UT Darwin Day is free to the public and features a series of science education talks on different aspects of paleontology (see image above), a birthday party for Darwin at the McClung Museum, a Teacher's Workshop, and field trips to provide experiential learning with fossil specimens! Check out one of the 75 fossil kits that has been prepared for teachers in the South East region of the USA, as part of a "Teaching Evolution Without Tears" lesson plan: https://www.facebook.com/chuck.darwin/posts/10208643533793845
Thank you to the UT Darwin Day Organizing Committee for inviting me to deliver one of the Brown Bag Lunch lectures, where I will share the state-of-the-art in reconstructing how extinct animals might have moved when they were alive. Oh, and I was told there would be free cookies. A summary of my talk is as follows:
"Fossils are important ‘time capsules’ that reveal clues about the evolutionary history of life. They can appear as bone remains or even footprints, but how is this information used to learn about the behavior of an animal that has been dead for hundreds of millions of years? To answer this question, some scientists have combined a variety of cutting-edge approaches in engineering, mathematics, and biology to calculate how the body powers movements.

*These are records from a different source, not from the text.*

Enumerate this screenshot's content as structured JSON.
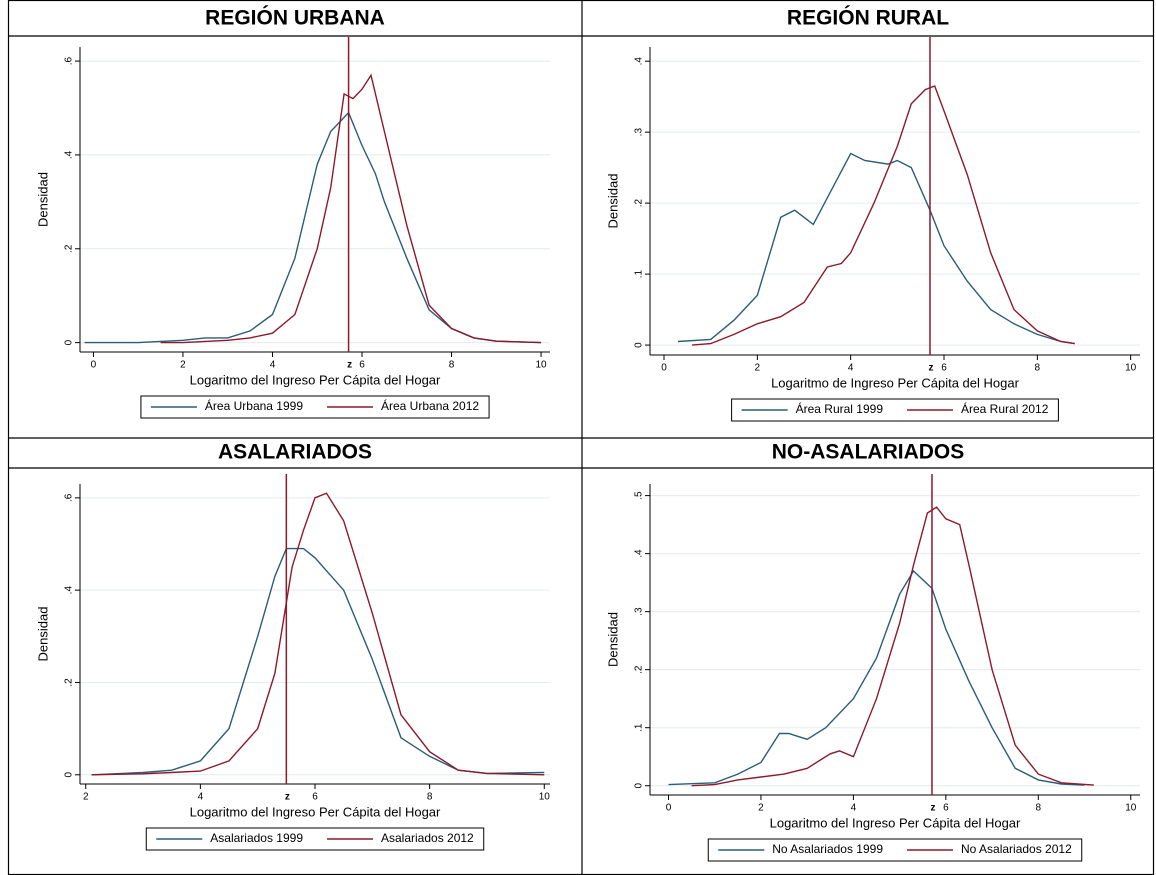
{
  "chart_data": [
    {
      "type": "line",
      "title": "REGIÓN URBANA",
      "xlabel": "Logaritmo del Ingreso Per Cápita del Hogar",
      "ylabel": "Densidad",
      "xlim": [
        -0.3,
        10.2
      ],
      "ylim": [
        -0.02,
        0.63
      ],
      "xticks": [
        0,
        2,
        4,
        6,
        8,
        10
      ],
      "yticks": [
        0,
        {
          "value": 0.2,
          "label": ".2"
        },
        {
          "value": 0.4,
          "label": ".4"
        },
        {
          "value": 0.6,
          "label": ".6"
        }
      ],
      "grid": true,
      "vline": {
        "x": 5.7,
        "label": "z",
        "color": "#8b1a2b"
      },
      "series": [
        {
          "name": "Área Urbana 1999",
          "color": "#2a5d78",
          "x": [
            -0.2,
            1,
            2,
            2.5,
            3,
            3.5,
            4,
            4.5,
            5,
            5.3,
            5.5,
            5.7,
            6,
            6.3,
            6.5,
            7,
            7.5,
            8,
            8.5,
            9,
            10
          ],
          "values": [
            0,
            0,
            0.005,
            0.01,
            0.01,
            0.025,
            0.06,
            0.18,
            0.38,
            0.45,
            0.47,
            0.49,
            0.42,
            0.36,
            0.3,
            0.18,
            0.07,
            0.03,
            0.01,
            0.003,
            0
          ]
        },
        {
          "name": "Área Urbana 2012",
          "color": "#8b1a2b",
          "x": [
            1.5,
            2,
            3,
            3.5,
            4,
            4.5,
            5,
            5.3,
            5.6,
            5.8,
            6,
            6.2,
            6.5,
            7,
            7.5,
            8,
            8.5,
            9,
            10
          ],
          "values": [
            0,
            0,
            0.005,
            0.01,
            0.02,
            0.06,
            0.2,
            0.33,
            0.53,
            0.52,
            0.54,
            0.57,
            0.45,
            0.25,
            0.08,
            0.03,
            0.01,
            0.003,
            0
          ]
        }
      ]
    },
    {
      "type": "line",
      "title": "REGIÓN RURAL",
      "xlabel": "Logaritmo de Ingreso Per Cápita del Hogar",
      "ylabel": "Densidad",
      "xlim": [
        -0.3,
        10.2
      ],
      "ylim": [
        -0.014,
        0.42
      ],
      "xticks": [
        0,
        2,
        4,
        6,
        8,
        10
      ],
      "yticks": [
        0,
        {
          "value": 0.1,
          "label": ".1"
        },
        {
          "value": 0.2,
          "label": ".2"
        },
        {
          "value": 0.3,
          "label": ".3"
        },
        {
          "value": 0.4,
          "label": ".4"
        }
      ],
      "grid": true,
      "vline": {
        "x": 5.7,
        "label": "z",
        "color": "#8b1a2b"
      },
      "series": [
        {
          "name": "Área Rural 1999",
          "color": "#2a5d78",
          "x": [
            0.3,
            1,
            1.5,
            2,
            2.5,
            2.8,
            3.2,
            3.6,
            4,
            4.3,
            4.8,
            5,
            5.3,
            5.7,
            6,
            6.5,
            7,
            7.5,
            8,
            8.5,
            8.8
          ],
          "values": [
            0.005,
            0.008,
            0.035,
            0.07,
            0.18,
            0.19,
            0.17,
            0.22,
            0.27,
            0.26,
            0.255,
            0.26,
            0.25,
            0.19,
            0.14,
            0.09,
            0.05,
            0.03,
            0.015,
            0.005,
            0.002
          ]
        },
        {
          "name": "Área Rural 2012",
          "color": "#8b1a2b",
          "x": [
            0.6,
            1,
            1.5,
            2,
            2.5,
            3,
            3.5,
            3.8,
            4,
            4.5,
            5,
            5.3,
            5.6,
            5.8,
            6,
            6.5,
            7,
            7.5,
            8,
            8.5,
            8.8
          ],
          "values": [
            0,
            0.002,
            0.015,
            0.03,
            0.04,
            0.06,
            0.11,
            0.115,
            0.13,
            0.2,
            0.28,
            0.34,
            0.36,
            0.365,
            0.33,
            0.24,
            0.13,
            0.05,
            0.02,
            0.005,
            0.002
          ]
        }
      ]
    },
    {
      "type": "line",
      "title": "ASALARIADOS",
      "xlabel": "Logaritmo del Ingreso Per Cápita del Hogar",
      "ylabel": "Densidad",
      "xlim": [
        1.9,
        10.1
      ],
      "ylim": [
        -0.02,
        0.63
      ],
      "xticks": [
        2,
        4,
        6,
        8,
        10
      ],
      "yticks": [
        0,
        {
          "value": 0.2,
          "label": ".2"
        },
        {
          "value": 0.4,
          "label": ".4"
        },
        {
          "value": 0.6,
          "label": ".6"
        }
      ],
      "grid": true,
      "vline": {
        "x": 5.5,
        "label": "z",
        "color": "#8b1a2b"
      },
      "series": [
        {
          "name": "Asalariados 1999",
          "color": "#2a5d78",
          "x": [
            2.1,
            3,
            3.5,
            4,
            4.5,
            5,
            5.3,
            5.5,
            5.8,
            6,
            6.5,
            7,
            7.5,
            8,
            8.5,
            9,
            10
          ],
          "values": [
            0,
            0.005,
            0.01,
            0.03,
            0.1,
            0.3,
            0.43,
            0.49,
            0.49,
            0.47,
            0.4,
            0.25,
            0.08,
            0.04,
            0.01,
            0.003,
            0.005
          ]
        },
        {
          "name": "Asalariados 2012",
          "color": "#8b1a2b",
          "x": [
            2.1,
            3,
            3.5,
            4,
            4.5,
            5,
            5.3,
            5.6,
            5.8,
            6,
            6.2,
            6.5,
            7,
            7.5,
            8,
            8.5,
            9,
            10
          ],
          "values": [
            0,
            0.002,
            0.005,
            0.008,
            0.03,
            0.1,
            0.22,
            0.45,
            0.53,
            0.6,
            0.61,
            0.55,
            0.35,
            0.13,
            0.05,
            0.01,
            0.003,
            0
          ]
        }
      ]
    },
    {
      "type": "line",
      "title": "NO-ASALARIADOS",
      "xlabel": "Logaritmo del Ingreso Per Cápita del Hogar",
      "ylabel": "Densidad",
      "xlim": [
        -0.4,
        10.2
      ],
      "ylim": [
        -0.016,
        0.52
      ],
      "xticks": [
        0,
        2,
        4,
        6,
        8,
        10
      ],
      "yticks": [
        0,
        {
          "value": 0.1,
          "label": ".1"
        },
        {
          "value": 0.2,
          "label": ".2"
        },
        {
          "value": 0.3,
          "label": ".3"
        },
        {
          "value": 0.4,
          "label": ".4"
        },
        {
          "value": 0.5,
          "label": ".5"
        }
      ],
      "grid": true,
      "vline": {
        "x": 5.7,
        "label": "z",
        "color": "#8b1a2b"
      },
      "series": [
        {
          "name": "No Asalariados 1999",
          "color": "#2a5d78",
          "x": [
            0,
            1,
            1.5,
            2,
            2.4,
            2.6,
            3,
            3.4,
            4,
            4.5,
            5,
            5.3,
            5.7,
            6,
            6.5,
            7,
            7.5,
            8,
            8.5,
            9
          ],
          "values": [
            0.002,
            0.005,
            0.02,
            0.04,
            0.09,
            0.09,
            0.08,
            0.1,
            0.15,
            0.22,
            0.33,
            0.37,
            0.34,
            0.27,
            0.18,
            0.1,
            0.03,
            0.01,
            0.003,
            0.001
          ]
        },
        {
          "name": "No Asalariados 2012",
          "color": "#8b1a2b",
          "x": [
            0.5,
            1,
            1.5,
            2,
            2.5,
            3,
            3.5,
            3.7,
            4,
            4.5,
            5,
            5.3,
            5.6,
            5.8,
            6,
            6.3,
            6.5,
            7,
            7.5,
            8,
            8.5,
            9.2
          ],
          "values": [
            0,
            0.002,
            0.01,
            0.015,
            0.02,
            0.03,
            0.055,
            0.06,
            0.05,
            0.15,
            0.28,
            0.38,
            0.47,
            0.48,
            0.46,
            0.45,
            0.38,
            0.2,
            0.07,
            0.02,
            0.005,
            0.001
          ]
        }
      ]
    }
  ]
}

This field of research is called biomechanics and involves representing animals as ‘living machines’ so that the body parts are simplified to mechanical parts that can be described using principles from physics and engineering. In this talk, I will describe how the biomechanics of living animals have provided insights into interpreting the biology of ancient life. Specifically, fishes and salamanders are often used to model how vertebrate animals left their aquatic habitats to take their first steps onto land almost 400 million years ago. Recent studies have suggested that the limbs of salamanders are better capable of supporting weight on land than the fins of a semi-aquatic fish, and that the forelimbs are stronger than the hind limbs. Combined with information from the fossil record, these findings help explain how functional differences between fins and limbs may have impacted how vertebrate animals became terrestrial. Together, these studies demonstrate how integrating the biomechanics of living animals with the anatomy of fossils has been a powerful tool to breathe life in fossils and learn about the evolutionary past."